Dealing with a Pancoast Tumor Diagnosis

JanineT GRACE Community Outreach
Posts:655
GRACE Community Outreach Team

I've started this thread for a new member I've been messaging with and we wanted to bring the conversation to the forums.
Pandora wrote about her person who has a pancoast tumor and since my husband also had one wants to hear what I have to add.
Her last post said, "I just wanted to know how your husband dealt with the disease. My father in law has an abdominal aortic aneurysm. He is 76 and thw pdl 1 is >1-49%, which is not so good regarding to the treatment with immunotherapy in first line."

Don was very sick for a while and the tumor left lasting physical problems but chemo and radiation cured him.
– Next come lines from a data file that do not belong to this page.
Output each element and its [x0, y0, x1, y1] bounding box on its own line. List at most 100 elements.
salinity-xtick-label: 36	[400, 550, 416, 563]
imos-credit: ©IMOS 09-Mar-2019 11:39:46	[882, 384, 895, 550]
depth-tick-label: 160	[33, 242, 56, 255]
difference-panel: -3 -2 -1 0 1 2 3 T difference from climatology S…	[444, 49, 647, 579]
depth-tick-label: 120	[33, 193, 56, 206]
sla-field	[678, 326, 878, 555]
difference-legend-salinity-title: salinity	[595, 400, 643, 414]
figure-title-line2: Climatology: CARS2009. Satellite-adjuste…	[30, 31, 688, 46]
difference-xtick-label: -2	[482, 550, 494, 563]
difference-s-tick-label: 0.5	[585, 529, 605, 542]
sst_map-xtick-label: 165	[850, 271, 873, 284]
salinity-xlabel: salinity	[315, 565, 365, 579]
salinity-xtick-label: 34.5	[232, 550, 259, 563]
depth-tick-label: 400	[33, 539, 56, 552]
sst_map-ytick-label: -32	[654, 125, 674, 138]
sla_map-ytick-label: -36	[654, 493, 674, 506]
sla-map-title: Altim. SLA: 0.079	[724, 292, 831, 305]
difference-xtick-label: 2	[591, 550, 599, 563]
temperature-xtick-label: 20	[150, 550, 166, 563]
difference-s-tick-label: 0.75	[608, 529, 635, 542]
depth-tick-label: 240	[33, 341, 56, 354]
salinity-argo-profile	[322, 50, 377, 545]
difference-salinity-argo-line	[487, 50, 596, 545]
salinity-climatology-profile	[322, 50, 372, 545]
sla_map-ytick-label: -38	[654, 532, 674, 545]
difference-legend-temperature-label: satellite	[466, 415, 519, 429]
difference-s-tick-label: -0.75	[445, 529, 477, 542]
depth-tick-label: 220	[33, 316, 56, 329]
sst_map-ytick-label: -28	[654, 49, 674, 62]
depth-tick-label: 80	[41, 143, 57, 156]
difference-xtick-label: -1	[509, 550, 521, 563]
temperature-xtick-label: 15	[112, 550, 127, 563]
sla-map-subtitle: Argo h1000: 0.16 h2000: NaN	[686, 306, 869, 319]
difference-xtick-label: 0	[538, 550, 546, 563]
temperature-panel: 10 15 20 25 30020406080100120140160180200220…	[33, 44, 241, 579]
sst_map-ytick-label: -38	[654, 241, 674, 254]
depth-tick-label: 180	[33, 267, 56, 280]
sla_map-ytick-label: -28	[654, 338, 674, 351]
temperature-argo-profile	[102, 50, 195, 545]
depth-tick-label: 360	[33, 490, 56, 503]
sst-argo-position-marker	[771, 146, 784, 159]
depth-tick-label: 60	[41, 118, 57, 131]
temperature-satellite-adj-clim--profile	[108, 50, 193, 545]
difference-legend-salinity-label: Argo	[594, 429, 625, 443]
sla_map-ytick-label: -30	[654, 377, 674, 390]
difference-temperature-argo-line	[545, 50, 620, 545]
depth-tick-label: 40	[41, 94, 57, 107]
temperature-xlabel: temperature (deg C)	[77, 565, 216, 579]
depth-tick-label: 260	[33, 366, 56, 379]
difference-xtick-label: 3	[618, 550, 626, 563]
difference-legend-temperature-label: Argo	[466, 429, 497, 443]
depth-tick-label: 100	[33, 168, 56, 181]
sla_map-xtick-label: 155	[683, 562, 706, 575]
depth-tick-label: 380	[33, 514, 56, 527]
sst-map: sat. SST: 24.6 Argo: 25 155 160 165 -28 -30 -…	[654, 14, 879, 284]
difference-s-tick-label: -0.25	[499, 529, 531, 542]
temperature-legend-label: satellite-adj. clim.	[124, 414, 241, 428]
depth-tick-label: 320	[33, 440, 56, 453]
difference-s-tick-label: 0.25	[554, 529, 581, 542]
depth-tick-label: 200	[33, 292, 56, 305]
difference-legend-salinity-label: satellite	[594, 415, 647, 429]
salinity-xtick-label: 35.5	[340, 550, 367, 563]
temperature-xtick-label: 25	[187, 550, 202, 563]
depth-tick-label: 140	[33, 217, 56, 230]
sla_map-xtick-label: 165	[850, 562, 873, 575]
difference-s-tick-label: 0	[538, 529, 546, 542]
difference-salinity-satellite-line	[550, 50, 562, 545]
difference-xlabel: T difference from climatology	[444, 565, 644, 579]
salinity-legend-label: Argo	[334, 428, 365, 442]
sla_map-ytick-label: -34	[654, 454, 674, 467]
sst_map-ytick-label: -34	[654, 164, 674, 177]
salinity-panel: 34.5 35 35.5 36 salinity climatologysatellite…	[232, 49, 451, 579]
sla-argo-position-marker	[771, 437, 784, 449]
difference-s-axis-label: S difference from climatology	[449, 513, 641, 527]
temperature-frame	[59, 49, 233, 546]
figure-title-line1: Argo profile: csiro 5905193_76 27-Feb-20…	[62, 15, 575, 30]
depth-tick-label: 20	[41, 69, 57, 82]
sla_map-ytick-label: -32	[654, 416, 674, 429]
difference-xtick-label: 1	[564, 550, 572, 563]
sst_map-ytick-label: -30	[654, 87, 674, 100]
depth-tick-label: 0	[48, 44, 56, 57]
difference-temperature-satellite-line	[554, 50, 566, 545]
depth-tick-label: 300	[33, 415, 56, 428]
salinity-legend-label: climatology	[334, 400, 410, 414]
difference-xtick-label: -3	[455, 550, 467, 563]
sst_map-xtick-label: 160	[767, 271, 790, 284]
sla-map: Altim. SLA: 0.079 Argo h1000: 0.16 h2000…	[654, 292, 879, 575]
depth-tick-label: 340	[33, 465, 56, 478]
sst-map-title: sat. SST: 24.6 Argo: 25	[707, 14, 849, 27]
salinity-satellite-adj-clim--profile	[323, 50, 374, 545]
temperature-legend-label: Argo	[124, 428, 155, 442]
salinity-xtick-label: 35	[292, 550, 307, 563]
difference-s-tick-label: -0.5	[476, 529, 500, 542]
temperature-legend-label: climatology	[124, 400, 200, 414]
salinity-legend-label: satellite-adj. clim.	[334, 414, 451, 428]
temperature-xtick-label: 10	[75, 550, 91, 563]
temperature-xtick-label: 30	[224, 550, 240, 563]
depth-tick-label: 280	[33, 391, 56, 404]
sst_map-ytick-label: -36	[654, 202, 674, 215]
He like everyone with nsclc had a lot of individual issues that make comparison difficult (it's why many oncologists look at each case as an individual type of cancer). But the destruction the tumor caused in his ribs and brachial plexus is likely similar. Your father in law with an abdominal aortic aneurysm may benefit from consulting with a vascular or cardiac specialist to help guide treatment options such as possible chemotherapy after radiation. Chemo with or after radiation adds a few percentage points to the cure rate.

Has radiation helped with his arm and shoulder pain and what has his doctors said about systemic (chemo, immuno) options in consideration to AAA?

All the best,
Janine

I joined GRACE as a caregiver for my husband who had a Pancoast tumor, NSCLC stage III in 2009. He had curative chemo/rads then it was believed he had a recurrence in the spine/oligometastasis that was radiated. He's 10 years out from treatment.